Wie lässt sich kulturelle Teilhabe ermöglichen?

Public Viewing kann kulturelle Teilhabe ermöglichen. Ein Beispiel sind Übertragungen von Theater-Aufführungen oder Konzerte mit Klassischer Musik.

Public Viewing kann kulturelle Teilhabe ermöglichen. Ein Beispiel sind Übertragungen von Theater-Aufführungen oder Konzerte mit Klassischer Musik.

[Pressereise] Public Viewing ist längst nicht mehr nur etwas für Fußballfans. Großbildleinwände unter freiem Himmel spielen seit einigen Jahren auch im Kulturbereich eine wichtige Rolle.
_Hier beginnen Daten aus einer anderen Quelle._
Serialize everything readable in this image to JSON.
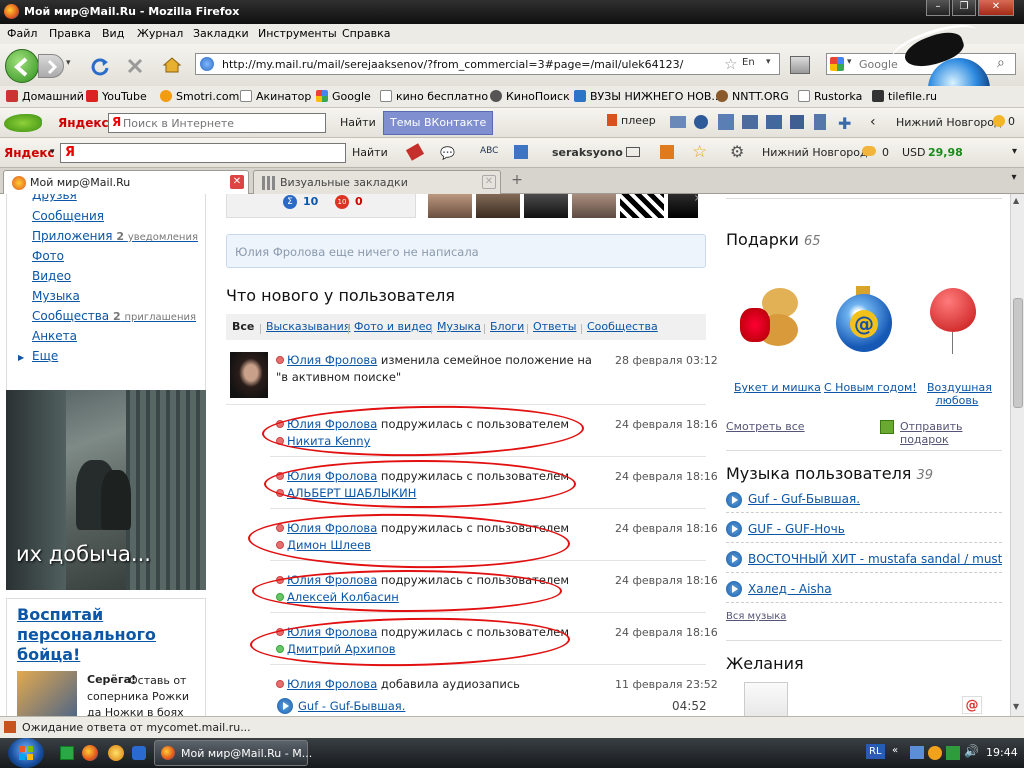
{
  "window": {
    "title": "Мой мир@Mail.Ru - Mozilla Firefox"
  },
  "menu": [
    "Файл",
    "Правка",
    "Вид",
    "Журнал",
    "Закладки",
    "Инструменты",
    "Справка"
  ],
  "nav": {
    "url": "http://my.mail.ru/mail/serejaaksenov/?from_commercial=3#page=/mail/ulek64123/",
    "search_placeholder": "Google",
    "lang_badge": "En"
  },
  "bookmarks": [
    "Домашний",
    "YouTube",
    "Smotri.com",
    "Акинатор",
    "Google",
    "кино бесплатно",
    "КиноПоиск",
    "ВУЗЫ НИЖНЕГО НОВ...",
    "NNTT.ORG",
    "Rustorka",
    "tilefile.ru"
  ],
  "ybar1": {
    "logo": "Яндекс",
    "search_placeholder": "Поиск в Интернете",
    "find": "Найти",
    "vk_themes": "Темы ВКонтакте",
    "player": "плеер",
    "city": "Нижний Новгород",
    "temp": "0"
  },
  "ybar2": {
    "logo": "Яндекс",
    "find": "Найти",
    "user": "seraksyono",
    "city": "Нижний Новгород",
    "weather": "0",
    "usd_label": "USD",
    "usd_value": "29,98"
  },
  "tabs": [
    {
      "label": "Мой мир@Mail.Ru"
    },
    {
      "label": "Визуальные закладки"
    }
  ],
  "sidebar": {
    "items": [
      {
        "label": "Друзья"
      },
      {
        "label": "Сообщения"
      },
      {
        "label": "Приложения",
        "badge": "2",
        "note": "уведомления"
      },
      {
        "label": "Фото"
      },
      {
        "label": "Видео"
      },
      {
        "label": "Музыка"
      },
      {
        "label": "Сообщества",
        "badge": "2",
        "note": "приглашения"
      },
      {
        "label": "Анкета"
      },
      {
        "label": "Еще"
      }
    ],
    "ad_caption": "их добыча...",
    "promo": {
      "title": "Воспитай персонального бойца!",
      "author": "Серёга!",
      "text": "Оставь от соперника Рожки да Ножки в боях на"
    }
  },
  "profile": {
    "counter_votes": "10",
    "counter_score": "0",
    "status_empty": "Юлия Фролова еще ничего не написала"
  },
  "feed": {
    "title": "Что нового у пользователя",
    "filters": [
      "Все",
      "Высказывания",
      "Фото и видео",
      "Музыка",
      "Блоги",
      "Ответы",
      "Сообщества"
    ],
    "events": [
      {
        "actor": "Юлия Фролова",
        "action": "изменила семейное положение на",
        "target": "\"в активном поиске\"",
        "date": "28 февраля 03:12"
      },
      {
        "actor": "Юлия Фролова",
        "action": "подружилась с пользователем",
        "target": "Никита Kenny",
        "date": "24 февраля 18:16"
      },
      {
        "actor": "Юлия Фролова",
        "action": "подружилась с пользователем",
        "target": "АЛЬБЕРТ ШАБЛЫКИН",
        "date": "24 февраля 18:16"
      },
      {
        "actor": "Юлия Фролова",
        "action": "подружилась с пользователем",
        "target": "Димон Шлеев",
        "date": "24 февраля 18:16"
      },
      {
        "actor": "Юлия Фролова",
        "action": "подружилась с пользователем",
        "target": "Алексей Колбасин",
        "date": "24 февраля 18:16"
      },
      {
        "actor": "Юлия Фролова",
        "action": "подружилась с пользователем",
        "target": "Дмитрий Архипов",
        "date": "24 февраля 18:16"
      },
      {
        "actor": "Юлия Фролова",
        "action": "добавила аудиозапись",
        "target": "Guf - Guf-Бывшая.",
        "date": "11 февраля 23:52",
        "duration": "04:52"
      }
    ]
  },
  "gifts": {
    "title": "Подарки",
    "count": "65",
    "items": [
      {
        "label": "Букет и мишка"
      },
      {
        "label": "С Новым годом!"
      },
      {
        "label": "Воздушная любовь"
      }
    ],
    "see_all": "Смотреть все",
    "send": "Отправить подарок"
  },
  "music": {
    "title": "Музыка пользователя",
    "count": "39",
    "tracks": [
      "Guf - Guf-Бывшая.",
      "GUF - GUF-Ночь",
      "ВОСТОЧНЫЙ ХИТ - mustafa sandal / mustafa",
      "Халед - Aisha"
    ],
    "all": "Вся музыка"
  },
  "wishes": {
    "title": "Желания"
  },
  "status": {
    "text": "Ожидание ответа от mycomet.mail.ru..."
  },
  "taskbar": {
    "app": "Мой мир@Mail.Ru - М...",
    "lang": "RL",
    "time": "19:44"
  }
}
Eines der ältesten Events dieser Art – und gleichzeitig das wohl größte Kultur-Public-Viewing in Europa – findet jedes Jahr in Salzburg statt. Die „Siemens Fest>Spiel>Nächte“ in der Altstadt sind mittlerweile zu einer festen Größe im Rahmen der Salzburger Festspiele avanciert. Tausenden Salzburgern und Besuchern der Stadt wird damit auf niederschwellige Art kulturelle Teilhabe ermöglicht.


Public Viewing als Kultur-Event

Im Jahr 2007 hatte Katharina Wagner noch verkündet, dass Oper live nur im Opernhaus erlebt werden könne. Alles andere wäre eine Illusion. Doch schon ein Jahr später lenkte sie im Interview mit der ZEIT ein: „Natürlich ist die Akustik im Festspielhaus durch nichts zu ersetzen. Andererseits können Übertragungen auf Großleinwände und im Internet Menschen neugierig machen, die nicht ohne Weiteres eine Opernkarte kaufen würden. In Bayreuth kommt noch hinzu, dass man erst nach mehreren Jahren Wartezeit an Karten kommt.“ Auch im Hause Wagner hatte man also erkannt, dass das Elitäre der Bayreuther Festspiele weder zeitgemäß noch sinnvoll ist, wenn es darum geht, auch in Zukunft Interesse für Klassische Musik zu wecken – besonders bei „nicht klassischen“ Zielgruppen.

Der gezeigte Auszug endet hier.